I called my parents.
"How could people vote for someone like that?" said my father, 84. "He made fun of people with disabilities. And people could vote for him. It says something about our country, that's for sure."
Yes it does dad.
My mother, 80, got on the phone, all defiance, explaining that this simply means the first woman president will be Elizabeth Warren.
"Dad and I will still be here in 2020," she said, "and we'll live to see that day."
I sure hope so mom, I said.
"How could this person be the president of our land?" she said.
Can't answer that one, mom.
"I'm wearing all black today and reading 'Confederacy of Dunces,'" she continued.

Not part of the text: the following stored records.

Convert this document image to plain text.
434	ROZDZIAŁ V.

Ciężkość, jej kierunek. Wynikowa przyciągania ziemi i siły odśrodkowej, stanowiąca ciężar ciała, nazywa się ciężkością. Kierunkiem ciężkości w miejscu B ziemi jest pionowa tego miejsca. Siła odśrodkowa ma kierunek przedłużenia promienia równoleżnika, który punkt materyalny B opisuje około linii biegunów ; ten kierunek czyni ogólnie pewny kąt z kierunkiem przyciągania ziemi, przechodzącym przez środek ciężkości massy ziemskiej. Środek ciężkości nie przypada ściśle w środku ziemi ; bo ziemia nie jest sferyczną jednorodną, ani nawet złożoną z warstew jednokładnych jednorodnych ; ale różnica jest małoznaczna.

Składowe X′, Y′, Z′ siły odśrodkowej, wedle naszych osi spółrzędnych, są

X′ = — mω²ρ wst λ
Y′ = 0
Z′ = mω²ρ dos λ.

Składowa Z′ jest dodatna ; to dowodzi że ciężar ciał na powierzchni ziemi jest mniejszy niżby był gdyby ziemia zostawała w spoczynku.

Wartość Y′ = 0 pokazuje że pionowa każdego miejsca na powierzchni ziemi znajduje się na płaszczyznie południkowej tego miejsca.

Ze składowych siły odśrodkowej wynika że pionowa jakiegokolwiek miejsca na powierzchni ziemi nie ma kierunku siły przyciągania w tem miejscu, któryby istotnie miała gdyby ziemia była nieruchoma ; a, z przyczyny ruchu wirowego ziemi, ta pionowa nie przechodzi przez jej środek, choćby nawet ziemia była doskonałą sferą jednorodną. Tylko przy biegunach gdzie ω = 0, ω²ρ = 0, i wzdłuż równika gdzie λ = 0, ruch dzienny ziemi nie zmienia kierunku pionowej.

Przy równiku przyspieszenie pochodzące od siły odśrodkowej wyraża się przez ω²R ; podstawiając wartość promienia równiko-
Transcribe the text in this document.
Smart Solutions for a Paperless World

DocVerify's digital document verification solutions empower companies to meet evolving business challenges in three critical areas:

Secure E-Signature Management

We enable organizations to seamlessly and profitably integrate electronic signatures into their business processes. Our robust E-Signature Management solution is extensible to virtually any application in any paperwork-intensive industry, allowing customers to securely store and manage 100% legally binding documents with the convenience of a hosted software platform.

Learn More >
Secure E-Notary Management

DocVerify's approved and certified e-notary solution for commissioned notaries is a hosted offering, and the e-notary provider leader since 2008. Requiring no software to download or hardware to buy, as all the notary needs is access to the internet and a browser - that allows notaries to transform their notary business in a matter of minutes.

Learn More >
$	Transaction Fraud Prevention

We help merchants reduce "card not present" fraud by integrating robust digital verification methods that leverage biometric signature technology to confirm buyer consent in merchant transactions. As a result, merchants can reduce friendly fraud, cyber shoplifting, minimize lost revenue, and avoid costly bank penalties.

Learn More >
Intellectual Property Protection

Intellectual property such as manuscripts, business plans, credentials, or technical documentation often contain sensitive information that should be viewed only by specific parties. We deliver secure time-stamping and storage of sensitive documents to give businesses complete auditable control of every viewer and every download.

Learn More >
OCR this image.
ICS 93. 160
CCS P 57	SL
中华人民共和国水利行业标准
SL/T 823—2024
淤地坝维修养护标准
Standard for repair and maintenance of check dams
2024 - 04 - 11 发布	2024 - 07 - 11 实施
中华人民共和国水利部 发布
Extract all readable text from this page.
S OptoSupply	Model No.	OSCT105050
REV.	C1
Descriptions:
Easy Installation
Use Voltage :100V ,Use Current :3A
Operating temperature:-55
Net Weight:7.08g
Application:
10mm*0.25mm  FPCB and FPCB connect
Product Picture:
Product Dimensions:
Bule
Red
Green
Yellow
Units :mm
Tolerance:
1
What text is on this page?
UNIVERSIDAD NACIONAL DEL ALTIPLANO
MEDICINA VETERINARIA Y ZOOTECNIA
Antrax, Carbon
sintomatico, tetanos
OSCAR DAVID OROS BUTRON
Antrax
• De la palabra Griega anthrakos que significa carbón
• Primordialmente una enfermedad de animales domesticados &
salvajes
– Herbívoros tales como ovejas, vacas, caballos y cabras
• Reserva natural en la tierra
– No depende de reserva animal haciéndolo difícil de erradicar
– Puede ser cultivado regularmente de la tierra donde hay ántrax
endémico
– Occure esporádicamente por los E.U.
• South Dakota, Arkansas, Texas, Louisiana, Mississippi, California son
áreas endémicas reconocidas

That's a plan. Mourn and amuse ourselves. The last Kubler-Ross stage is acceptance. This is what happened. The pieces of the vase cannot be glued back together. Is that acceptance? Or complacency, normalization? He'll be president, yes, but that doesn't mean we have to accept anything he tries to do: Barack Obama never got that courtesy. Acceptance is a luxury we can't really afford right now, a sort of privilege. Being Jewish, my rights won't be plucked away as fast as others' rights will--women, Hispanics, Muslims. But tying yourself into a knot of anguish won't help anybody.
Which is one way of viewing it. Another is that we may have lost the battle, but not the war.
The keening was endless on Facebook. I added David Remnick's mournful analysis, An American Tragedy, and Eric Zorn's excellent, grim, assessment, Can America Survive President Donald Trump? Spoiler alert: no.
I posted my column, of course, the fourth written Tuesday, as events unfolded. And then, prompted by some essential rebellious gene, the La Marseillaises scene from "Casablanca," where the German occupiers singing "Watch on the Rhine" in Rick's Cafe are drown out by the French National Anthem. Something uplifting, defiant and apt, particularly the lines from the second verse, which they never get to, "C'est nous qu'on ose méditer/De rendre à l'antique esclavage!"
Or in English: "It is us they dare plan/To return to the old slavery!"
Mike Pence might lull himself to sleep thinking about cramming gays back in the closet. Donald Trump might have based his campaign on making every Hispanic citizen a suspected illegal alien, on defunding health care for poor women, or stuffing the Supreme Court with justices who'll dial back women's rights 50 years. He might have been carried to the presidency on the shoulders of the most motley band of alt-right haters to ever dart blinking into the sunlight, their ranks augmented by the grumbling dispossessed who'll swallow any flattering lies and don't sweat the details. But this isn't done yet, and they can't just start shredding modern life, not while free American citizens have a say about it. He'll be president, not king, and though he has Congress at his bidding, the struggle has not ended. It has only begun. Allons enfants de la Patrie!